I built a 30' power catamaran on Pohnpei back in the 70's and what I think of while I watched this video was the heat and humidity.  I also remember that with enough Micronesians, you can carry a 30' cat hull down a very steep slippery jungle trail to the water.

Saturday, October 26, 2013

Canoe Surfing Hawaiian Style

Follow this Link for some great video and tips.

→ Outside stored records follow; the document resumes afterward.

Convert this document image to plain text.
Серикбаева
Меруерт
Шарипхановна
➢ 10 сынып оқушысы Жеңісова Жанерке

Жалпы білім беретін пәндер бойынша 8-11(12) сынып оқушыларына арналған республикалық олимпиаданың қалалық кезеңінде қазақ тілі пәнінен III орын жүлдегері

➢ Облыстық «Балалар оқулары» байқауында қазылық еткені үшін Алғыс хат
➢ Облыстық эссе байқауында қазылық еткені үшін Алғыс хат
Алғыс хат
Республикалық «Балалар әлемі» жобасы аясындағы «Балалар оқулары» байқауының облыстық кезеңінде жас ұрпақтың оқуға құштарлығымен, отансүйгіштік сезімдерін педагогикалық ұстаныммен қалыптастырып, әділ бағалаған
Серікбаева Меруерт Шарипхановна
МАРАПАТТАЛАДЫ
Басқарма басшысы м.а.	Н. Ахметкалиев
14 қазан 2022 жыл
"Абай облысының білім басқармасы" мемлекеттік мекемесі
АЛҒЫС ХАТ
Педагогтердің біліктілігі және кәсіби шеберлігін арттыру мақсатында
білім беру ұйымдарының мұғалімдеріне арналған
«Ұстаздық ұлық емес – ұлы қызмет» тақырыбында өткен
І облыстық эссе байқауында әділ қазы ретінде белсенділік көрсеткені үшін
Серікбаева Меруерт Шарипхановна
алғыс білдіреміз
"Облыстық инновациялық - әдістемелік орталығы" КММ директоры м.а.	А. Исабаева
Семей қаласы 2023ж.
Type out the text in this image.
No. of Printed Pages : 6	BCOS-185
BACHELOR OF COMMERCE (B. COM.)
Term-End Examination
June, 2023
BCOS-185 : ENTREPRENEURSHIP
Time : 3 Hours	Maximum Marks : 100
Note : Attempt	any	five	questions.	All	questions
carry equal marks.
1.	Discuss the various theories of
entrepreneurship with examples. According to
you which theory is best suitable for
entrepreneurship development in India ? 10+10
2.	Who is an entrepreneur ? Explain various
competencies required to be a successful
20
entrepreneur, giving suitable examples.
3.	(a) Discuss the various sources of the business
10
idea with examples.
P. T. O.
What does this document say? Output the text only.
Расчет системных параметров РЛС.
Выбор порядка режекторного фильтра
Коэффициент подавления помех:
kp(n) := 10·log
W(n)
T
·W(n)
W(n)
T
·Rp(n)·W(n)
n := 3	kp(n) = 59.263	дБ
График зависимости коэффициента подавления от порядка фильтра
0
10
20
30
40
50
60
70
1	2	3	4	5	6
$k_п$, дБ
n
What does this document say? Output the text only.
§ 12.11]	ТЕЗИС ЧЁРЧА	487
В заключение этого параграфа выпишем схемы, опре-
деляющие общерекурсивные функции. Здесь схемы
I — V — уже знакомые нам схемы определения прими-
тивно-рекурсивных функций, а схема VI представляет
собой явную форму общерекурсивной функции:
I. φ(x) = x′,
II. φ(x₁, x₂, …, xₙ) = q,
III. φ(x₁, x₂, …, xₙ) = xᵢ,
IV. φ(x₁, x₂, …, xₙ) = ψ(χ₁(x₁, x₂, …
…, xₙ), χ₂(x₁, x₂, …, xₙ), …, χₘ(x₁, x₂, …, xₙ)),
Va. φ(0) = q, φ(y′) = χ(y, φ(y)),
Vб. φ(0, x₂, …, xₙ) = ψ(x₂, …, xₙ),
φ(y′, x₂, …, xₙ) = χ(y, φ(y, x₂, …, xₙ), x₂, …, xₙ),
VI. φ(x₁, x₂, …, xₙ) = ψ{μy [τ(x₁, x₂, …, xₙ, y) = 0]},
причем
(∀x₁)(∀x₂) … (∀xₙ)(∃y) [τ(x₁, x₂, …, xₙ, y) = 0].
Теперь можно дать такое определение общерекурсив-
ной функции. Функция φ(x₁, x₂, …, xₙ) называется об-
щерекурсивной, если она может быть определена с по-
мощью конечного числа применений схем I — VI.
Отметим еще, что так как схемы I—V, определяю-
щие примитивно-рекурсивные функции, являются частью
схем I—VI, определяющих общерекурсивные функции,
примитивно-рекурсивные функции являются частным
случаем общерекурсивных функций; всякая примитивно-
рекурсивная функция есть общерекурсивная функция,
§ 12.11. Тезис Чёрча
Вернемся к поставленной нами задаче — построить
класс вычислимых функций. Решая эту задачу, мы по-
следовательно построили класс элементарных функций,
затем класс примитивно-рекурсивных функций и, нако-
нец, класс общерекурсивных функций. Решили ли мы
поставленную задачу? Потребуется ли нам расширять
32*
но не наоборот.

Saturday, October 19, 2013

Wa'apas in Brazil

Felipe Monsanto's Wa'apa sailing in Rio.

Felipe used a Hobie hull for the ama.

Lashed seats.

João Rivera's Wa'apa.


João's building blog is here.

Saturday, October 5, 2013

We Want Wave Clearance Clarence

This Hawaiian 45' racer built by Bill Rosehill in Hawaii illustrates a good way to get those crossbeams raised above the top of the waves.  This arrangement is commonly seen in Tahiti but not much in Hawaii except for the canoes converted to sailing.  Note the shimming to tune the ama height.
This 175 lb cedar strip/fiberglass hull would be hard to improve on even with a big pile of carbon and honeycomb.  Strip composite can result in a lighter hull than most plywood designs provided that your techniques are good.  As Burt Rutan used to say:  "That excess resin that you squeegeed on to the floor will do a lot more good there than on your airplane."

Thursday, September 19, 2013

Reef that Crab



 
Reto Brehm's P5 proa "Lili'Uokalani" with a shunting Oceanic lateen rig. 
 
 

 
There has never been a completely satisfying way to reef a crab claw sail.  If you just furl up some of the area along the boom, you still end up with the sail at full hoist, not the best place for the area when the wind is strong.  Reto rigged a ring or loop of beads that slides down over the halyard to lower the yard and yet keep it tight against the mast.  The control line is led out to the main shroud to give a new support point to the mast and prevent any excessive bending.